= The Broken Amoretti =

Novel by Sudipto Das and Aparajita Dutta

First edition

The Broken Amoretti (ISBN 9789386906830) is a literary novel written by Sudipto Das and Aparajita Dutta. It's the third novel by Sudipto, published by Niyogi Books and formally released at an event in IIT Kharagpur in July 2019.

The novel deals with a number of unconventional and apparently unnatural relationships. It pans across two generations, across two different cultures and societies, while the world awakens and matures to deal with such tabooed relationships in humane ways.

Set against the backdrop of IIT Kharagpur, popularly known as KGP, its surroundings and the "life" that goes around it, the novel delves "deep into the many fascinating and unique aspects of the KGP ethos, culture and traditions. It's the story of an unprecedented pursuit of identities, overcoming societal norms and taboos, and realizing the true essence of relationships that can't be chained by stereotypes".

== Authors ==
The author of three novels, Sudipto is an alumnus of IIT Kharagpur. A columnist, musician, speaker at TEDx events and a successful entrepreneur, having co-founded two startups in the recent past, Sudipto currently serves as the General Secretary of the Sarathi Socio Cultural Trust, which has been successfully involved in various socio-cultural activities in Bangalore for fifteen years. Trained in Western Classical Music, Sudipto is a founding member of the band Kohal, and a composer too.

Co-author of The Broken Amoretti and an contributor author of two anthologies, Aparajita is a social activist. An M.Phil in Comparative Literature from Jadavpur University, she is currently pursuing her PhD from Louisiana State University.

== Plot ==
The novel is a retelling, in flashback, of the story of the topsy-turvy life of Parush, and his obsessive love for Bitasta, the daughter of Panchali, a very close friend of his mother. Sairandhri, his mother, vehemently opposes his relationship with Bitasta and forces her to suddenly breakup with him. Subsequently, Parush’s life is on the path of self-destruction.
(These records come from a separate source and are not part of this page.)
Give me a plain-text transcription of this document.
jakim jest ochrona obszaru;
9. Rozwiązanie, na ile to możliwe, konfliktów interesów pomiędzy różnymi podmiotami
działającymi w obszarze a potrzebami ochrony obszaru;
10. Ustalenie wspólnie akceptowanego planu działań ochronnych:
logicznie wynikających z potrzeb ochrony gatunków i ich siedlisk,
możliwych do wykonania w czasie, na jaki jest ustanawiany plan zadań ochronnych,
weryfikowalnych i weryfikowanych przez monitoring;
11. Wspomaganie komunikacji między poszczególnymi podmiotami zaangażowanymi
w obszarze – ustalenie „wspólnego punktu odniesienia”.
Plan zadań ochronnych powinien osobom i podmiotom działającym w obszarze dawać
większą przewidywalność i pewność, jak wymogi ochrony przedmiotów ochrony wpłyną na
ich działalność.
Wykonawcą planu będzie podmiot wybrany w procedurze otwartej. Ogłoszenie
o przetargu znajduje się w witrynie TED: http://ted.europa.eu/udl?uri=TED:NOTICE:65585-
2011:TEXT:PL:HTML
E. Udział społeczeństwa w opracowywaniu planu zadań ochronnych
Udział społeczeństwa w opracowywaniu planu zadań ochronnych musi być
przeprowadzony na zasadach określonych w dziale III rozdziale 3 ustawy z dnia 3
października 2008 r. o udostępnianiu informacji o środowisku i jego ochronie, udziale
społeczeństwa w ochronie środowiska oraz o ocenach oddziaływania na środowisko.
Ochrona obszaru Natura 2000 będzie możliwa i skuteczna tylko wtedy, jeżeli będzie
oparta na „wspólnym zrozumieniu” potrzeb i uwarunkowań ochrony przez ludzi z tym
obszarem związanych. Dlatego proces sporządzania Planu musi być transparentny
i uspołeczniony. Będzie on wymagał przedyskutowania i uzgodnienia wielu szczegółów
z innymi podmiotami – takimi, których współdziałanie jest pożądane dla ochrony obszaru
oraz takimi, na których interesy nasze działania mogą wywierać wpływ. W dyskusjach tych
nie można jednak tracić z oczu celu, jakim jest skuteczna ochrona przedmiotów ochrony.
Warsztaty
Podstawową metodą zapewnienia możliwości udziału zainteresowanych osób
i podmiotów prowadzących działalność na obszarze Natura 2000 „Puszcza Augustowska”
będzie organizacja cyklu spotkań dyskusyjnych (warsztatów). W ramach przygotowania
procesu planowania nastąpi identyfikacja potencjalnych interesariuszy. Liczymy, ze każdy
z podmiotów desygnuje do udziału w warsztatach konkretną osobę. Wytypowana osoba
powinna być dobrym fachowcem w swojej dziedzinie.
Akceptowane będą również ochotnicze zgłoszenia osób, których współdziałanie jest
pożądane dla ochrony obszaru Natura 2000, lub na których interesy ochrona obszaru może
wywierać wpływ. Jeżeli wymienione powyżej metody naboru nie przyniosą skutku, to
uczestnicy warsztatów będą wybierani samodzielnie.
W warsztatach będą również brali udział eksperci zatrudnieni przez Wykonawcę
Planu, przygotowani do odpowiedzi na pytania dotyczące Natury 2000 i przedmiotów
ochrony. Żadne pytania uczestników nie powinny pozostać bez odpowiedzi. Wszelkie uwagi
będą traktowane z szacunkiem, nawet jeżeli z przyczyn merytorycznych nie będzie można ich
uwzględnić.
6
The story is narrated through the voice of Saoli, who, after a spate of broken relationships and a dysfunctional marriage, has recently returned to India and is trying to come in terms with her sexual inclination and preferences. Set against the backdrop of IIT Kharagpur and a nondescript place called Prembajar, adjoining the IIT campus, the novel is apparently a story of self destructive and unrequited love. But, the undercurrent is the various tabooed and unconventional relationships which have been brushed under the carpet since ages. Both threads run concurrently without upsetting the rhythm of the other, finally revealing many unsettling truths about the main protagonists through a cryptic poem written in dactylic hexameter, the ancient Homeric meter of the Greek mythologies. Incidentally, classical and ancient poetry and meters play important roles in novel, which uses them very efficiently as props. The name "The Broken Amoretti" derives from Spenser's 16th century epic poem Amoretti.

The authors have clarified that the novel, although set against the backdrop of a college, is universal enough to alleviate it from being yet another glossy, candy-floss college romcom story.

=== Chronology ===
Many of the characters in The Broken Amoretti also appear in Sudipto's previous novels, The Ekkos Clan and The Aryabhata Clan. There's an unbroken continuity of the chronology of the various key events across all the three novels, but The Broken Amoretti, like the other two, stands as an independent and complete story. Chronologically, The Broken Amoretti falls in between the timelines of The Ekkos Clan and The Aryabhata Clan.

== Reviews ==

1. "An unusually bold narrative... Almost lyrical in nature," said the Times of India about The Broken Amoretti.
2. "Story of an unprecedented pursuit of identities...," said an official post by IIT Kharagpur.
3. "The Broken Amoretti blends mystery and adventure to break stereotypes and talk about taboo topics," said The Asian Age in a feature.
4. "A quirky, valiant, and goose bumps-raising queer love story," commented Deccan Chronicle.
5. "An intriguing love story... Reflection of relationships today," said Eastern Chronicle.
6. "Captivating tale of highs and lows," said The Statesman.
7. "Romance, romanticisation, mystery, pathos - The Broken Amoretti has it all," observed The New Indian Express in its review.

=== Criticism ===
Few from the queer fraternity have termed the book a failure as a queer novel, "unable to embrace lesbian love and look it in the eye."